4. Learn to love leftovers
Build leftovers into your weekly menu. I used to cook EVERYDAY and I just don’t have it in me to do it any more! Nobody should. Simplify your life. They’ll survive, or they can cook. If you’re looking for more ideas about how to simplify your dinner rush, check out my post about menu planning: 3 Easy Steps to Solve the Dinner Dilemma.
5. Phone a friend
Oh yes, it happens. Your child does something and you have no idea how to address it. This one is dedicated to my bff. We created this system to help us gain perspective and suggestions when one of us is at our wits end. Send your kiddo to time out, or to sit on the bed, or just out of ear shot, and call your “phone a friend.” Recap the situation, provide your possible courses of action, and ask for some non-judgement feedback.
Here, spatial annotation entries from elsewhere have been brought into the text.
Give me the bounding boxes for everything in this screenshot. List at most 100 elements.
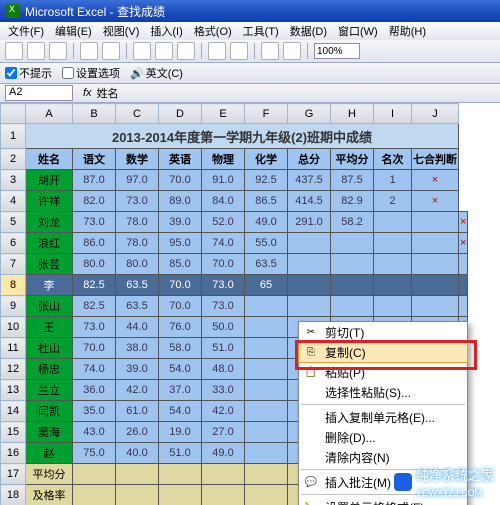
summary-cell[interactable] xyxy=(245,485,288,505)
formula-value[interactable]: 姓名 xyxy=(97,85,500,101)
col-header[interactable]: E xyxy=(202,104,245,124)
data-cell[interactable]: 43.0 xyxy=(73,422,116,443)
data-cell[interactable]: 36.0 xyxy=(73,380,116,401)
menu-item[interactable]: 格式(O) xyxy=(190,22,236,40)
data-cell[interactable]: 42.0 xyxy=(202,401,245,422)
context-menu-item[interactable]: 删除(D)... xyxy=(299,427,467,447)
data-cell[interactable]: 65 xyxy=(245,275,288,296)
data-cell[interactable]: 61.0 xyxy=(116,401,159,422)
data-cell[interactable] xyxy=(374,212,412,233)
data-cell[interactable]: 26.0 xyxy=(116,422,159,443)
data-cell[interactable] xyxy=(412,233,459,254)
context-menu-item[interactable]: ⎘复制(C) xyxy=(298,341,468,363)
name-box[interactable]: A2 xyxy=(5,85,73,101)
judge-cell[interactable]: × xyxy=(459,233,468,254)
judge-cell[interactable]: × xyxy=(459,212,468,233)
data-cell[interactable]: 78.0 xyxy=(116,212,159,233)
data-cell[interactable] xyxy=(245,401,288,422)
student-name[interactable]: 刘龙 xyxy=(26,212,73,233)
data-cell[interactable]: 48.0 xyxy=(202,359,245,380)
data-cell[interactable]: 87.0 xyxy=(73,170,116,191)
student-name[interactable]: 王 xyxy=(26,317,73,338)
menu-item[interactable]: 窗口(W) xyxy=(334,22,382,40)
row-header[interactable]: 8 xyxy=(1,275,26,296)
data-cell[interactable]: 70.0 xyxy=(159,296,202,317)
data-cell[interactable] xyxy=(412,275,459,296)
summary-label[interactable]: 及格率 xyxy=(26,485,73,505)
col-header[interactable]: G xyxy=(288,104,331,124)
judge-cell[interactable]: × xyxy=(412,191,459,212)
data-cell[interactable] xyxy=(245,443,288,464)
judge-cell[interactable] xyxy=(459,254,468,275)
data-cell[interactable]: 44.0 xyxy=(116,317,159,338)
data-cell[interactable]: 54.0 xyxy=(159,401,202,422)
data-cell[interactable] xyxy=(412,296,459,317)
data-cell[interactable] xyxy=(245,422,288,443)
data-cell[interactable] xyxy=(245,296,288,317)
row-header[interactable]: 16 xyxy=(1,443,26,464)
data-cell[interactable]: 437.5 xyxy=(288,170,331,191)
data-cell[interactable] xyxy=(374,275,412,296)
data-cell[interactable]: 75.0 xyxy=(73,443,116,464)
open-icon[interactable] xyxy=(27,42,45,60)
data-cell[interactable]: 73.0 xyxy=(202,275,245,296)
row-header[interactable]: 1 xyxy=(1,124,26,149)
print-icon[interactable] xyxy=(80,42,98,60)
data-cell[interactable]: 86.0 xyxy=(73,233,116,254)
context-menu-item[interactable]: 📋粘贴(P) xyxy=(299,362,467,382)
spreadsheet[interactable]: ABCDEFGHIJ 12013-2014年度第一学期九年级(2)班期中成绩2姓… xyxy=(0,103,500,505)
row-header[interactable]: 3 xyxy=(1,170,26,191)
col-header[interactable]: F xyxy=(245,104,288,124)
data-cell[interactable]: 63.5 xyxy=(116,275,159,296)
data-cell[interactable]: 73.0 xyxy=(73,317,116,338)
data-cell[interactable] xyxy=(288,296,331,317)
data-cell[interactable]: 82.0 xyxy=(73,191,116,212)
data-cell[interactable]: 55.0 xyxy=(245,233,288,254)
data-cell[interactable]: 2 xyxy=(374,191,412,212)
row-header[interactable]: 12 xyxy=(1,359,26,380)
data-cell[interactable] xyxy=(412,254,459,275)
student-name[interactable]: 闫凯 xyxy=(26,401,73,422)
data-cell[interactable]: 85.0 xyxy=(159,254,202,275)
undo-icon[interactable] xyxy=(208,42,226,60)
summary-cell[interactable] xyxy=(73,464,116,485)
summary-cell[interactable] xyxy=(159,485,202,505)
data-cell[interactable]: 73.0 xyxy=(116,191,159,212)
data-cell[interactable]: 38.0 xyxy=(116,338,159,359)
data-cell[interactable] xyxy=(245,380,288,401)
row-header[interactable]: 4 xyxy=(1,191,26,212)
data-cell[interactable]: 39.0 xyxy=(159,212,202,233)
data-cell[interactable]: 86.5 xyxy=(245,191,288,212)
cut-icon[interactable] xyxy=(133,42,151,60)
data-cell[interactable]: 82.5 xyxy=(73,296,116,317)
row-header[interactable]: 17 xyxy=(1,464,26,485)
data-cell[interactable]: 84.0 xyxy=(202,191,245,212)
data-cell[interactable] xyxy=(288,254,331,275)
summary-cell[interactable] xyxy=(159,464,202,485)
menubar[interactable]: 文件(F)编辑(E)视图(V)插入(I)格式(O)工具(T)数据(D)窗口(W)… xyxy=(0,22,500,40)
row-header[interactable]: 7 xyxy=(1,254,26,275)
row-header[interactable]: 13 xyxy=(1,380,26,401)
data-cell[interactable]: 58.2 xyxy=(331,212,374,233)
student-name[interactable]: 许祥 xyxy=(26,191,73,212)
redo-icon[interactable] xyxy=(230,42,248,60)
data-cell[interactable]: 54.0 xyxy=(159,359,202,380)
data-cell[interactable]: 73.0 xyxy=(73,212,116,233)
data-cell[interactable]: 42.0 xyxy=(116,380,159,401)
row-header[interactable]: 15 xyxy=(1,422,26,443)
data-cell[interactable]: 63.5 xyxy=(116,296,159,317)
engcn-checkbox[interactable]: 🔊英文(C) xyxy=(130,65,183,81)
menu-item[interactable]: 文件(F) xyxy=(4,22,48,40)
data-cell[interactable]: 78.0 xyxy=(116,233,159,254)
zoom-box[interactable]: 100% xyxy=(314,43,360,59)
data-cell[interactable]: 92.5 xyxy=(245,170,288,191)
noprompt-checkbox[interactable]: 不提示 xyxy=(5,65,52,81)
copy-icon[interactable] xyxy=(155,42,173,60)
data-cell[interactable] xyxy=(245,359,288,380)
data-cell[interactable]: 76.0 xyxy=(159,317,202,338)
setopt-checkbox[interactable]: 设置选项 xyxy=(62,65,120,81)
data-cell[interactable] xyxy=(331,296,374,317)
data-cell[interactable] xyxy=(374,296,412,317)
col-header[interactable]: J xyxy=(412,104,459,124)
student-name[interactable]: 浪红 xyxy=(26,233,73,254)
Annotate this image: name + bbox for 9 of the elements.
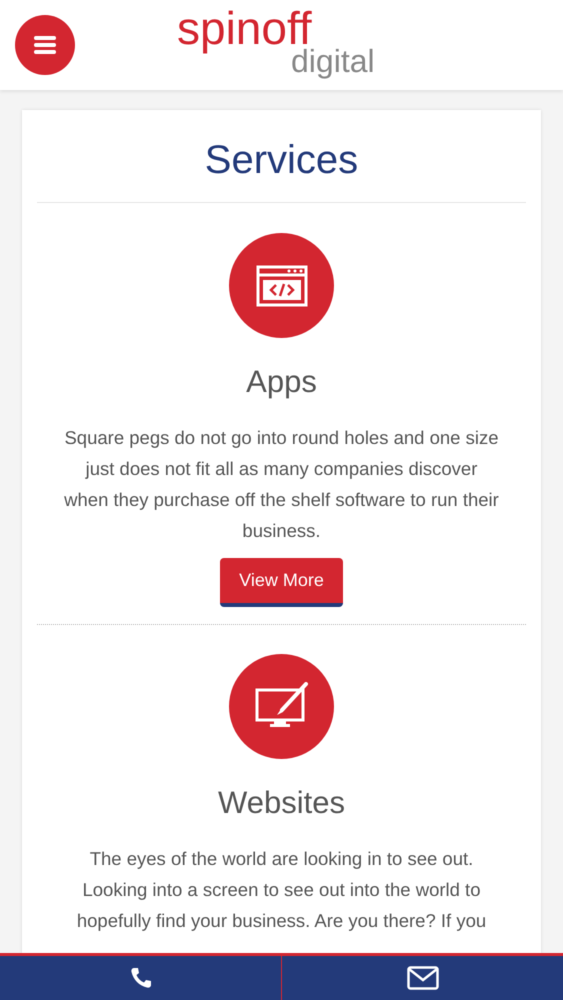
service-title: Apps xyxy=(246,363,317,401)
service-description: The eyes of the world are looking in to see out. Looking into a screen to see out into the world to hopefully find your business. Are you there? If you xyxy=(76,847,488,933)
menu-icon xyxy=(34,36,56,54)
section-title: Services xyxy=(204,137,360,184)
mail-icon xyxy=(406,966,438,990)
phone-icon xyxy=(128,966,152,990)
service-description: Square pegs do not go into round holes and one size just does not fit all as many companies discover when they purchase off the shelf software to run their business. xyxy=(63,426,500,543)
service-title: Websites xyxy=(218,784,345,822)
view-more-button[interactable]: View More xyxy=(220,558,343,607)
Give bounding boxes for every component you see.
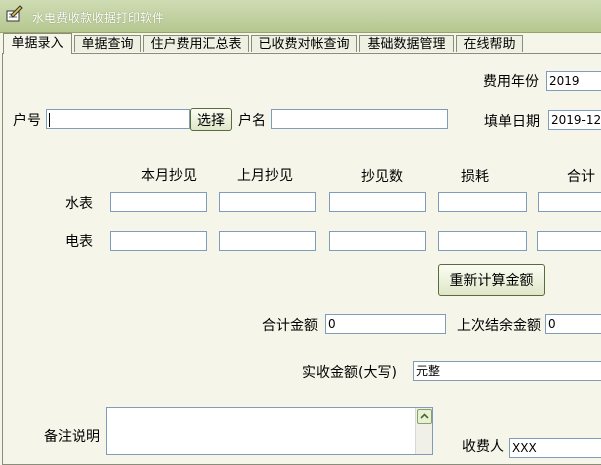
account-name-label: 户名	[238, 113, 266, 129]
tab-online-help[interactable]: 在线帮助	[456, 35, 523, 52]
fill-date-field[interactable]: 2019-12	[548, 110, 601, 130]
electric-reading-count-field[interactable]	[329, 231, 426, 251]
actual-amount-field[interactable]: 元整	[413, 361, 601, 381]
recalculate-amount-button[interactable]: 重新计算金额	[438, 264, 545, 296]
tab-paid-reconciliation[interactable]: 已收费对帐查询	[251, 35, 357, 52]
col-current-reading: 本月抄见	[141, 168, 197, 184]
water-loss-field[interactable]	[438, 192, 527, 212]
select-button[interactable]: 选择	[190, 108, 232, 131]
fee-year-label: 费用年份	[483, 74, 539, 90]
last-balance-field[interactable]: 0	[545, 314, 601, 334]
fee-year-field[interactable]: 2019	[546, 71, 601, 91]
col-total: 合计	[567, 169, 595, 185]
remarks-scrollbar[interactable]	[415, 408, 432, 454]
total-amount-label: 合计金额	[262, 318, 318, 334]
fill-date-label: 填单日期	[484, 114, 540, 130]
window-title: 水电费收款收据打印软件	[32, 11, 165, 25]
remarks-textarea[interactable]	[106, 407, 433, 455]
electric-loss-field[interactable]	[438, 231, 527, 251]
electric-last-reading-field[interactable]	[219, 231, 316, 251]
water-reading-count-field[interactable]	[329, 192, 426, 212]
total-amount-field[interactable]: 0	[325, 314, 446, 334]
last-balance-label: 上次结余金额	[457, 318, 541, 334]
col-last-reading: 上月抄见	[237, 168, 293, 184]
tab-bar: 单据录入 单据查询 住户费用汇总表 已收费对帐查询 基础数据管理 在线帮助	[0, 33, 601, 54]
water-total-field[interactable]	[538, 192, 601, 212]
water-meter-label: 水表	[65, 196, 93, 212]
tab-household-summary[interactable]: 住户费用汇总表	[143, 35, 249, 52]
account-no-label: 户号	[13, 113, 41, 129]
scroll-up-button[interactable]	[417, 409, 432, 424]
text-cursor	[49, 112, 50, 127]
title-bar: 水电费收款收据打印软件	[0, 0, 601, 33]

Who says you have to have all the answers?
6. Do your grocery shopping alone
Do you have any idea how much more efficient my grocery shopping is when I go all by myself? I can get in and out without forgetting things. I can concentrate on my list. I can take the time to shop carefully (and save money). And the best part? I don’t have to use one of those insanely difficult to drive parent-torture tools in the form of a race car/truck/space shuttle shaped shopping cart that I am convinced was invented by a non-parent because there are always more children than there are those stupid shopping carts. And if they’re available, and I just don’t feel like navigating the aisles with a cart that has the turning radius of the Titanic, I have to be the ogre mom that hates fun. And I’m done.
7. Tap Out
When 6:30pm rolls around, and hubs is home, I am officially tapped out. I am not the primary parent for the next 1-1.5 hours. He tackles the bed and bath routine, and I happily do the dishes. Alone. ALONE. ALL ALONE! Granted, this only works when he gets home on time, but I take what I can get! Need more reasons why you deserve to tap out? Read 17 Reasons My Husband Has It Easier.
8. Turn off the TV
Turn it off. TV doesn’t really soothe the soul. It numbs the mind. Engage yourself in something more peaceful. Go sit outdoors or sit quietly and listen to music while doing something that you like to do. We are all guilty of vegging out and tuning out. With summer approaching, and tv line ups going dormant, try something new.
9. Girl’s Night
Leave the kids with Dad or a sitter, and run!!! Take some time together with your girlfriend(s) and enjoy being you. Just you. Oh, hi! There you are! Not so-and-so’s Mom, which has its own charm, don’t get me wrong. But, remember, you do have name despite how little you hear it.
10. Date Night
Not to be confused with Girl’s Night, date night is the time for you to shed your workout clothes and mom-ness, and get all sexy-fied. Just you and hubby. No bibs. No diapers. No questions. Just the two of you. Worried that your sizzle is a fizzle? Read my post about how important it is to Make Date Night a Priority.
What are your best tips for preventing you from possible burn-out? Tell me so I can put them on my list too!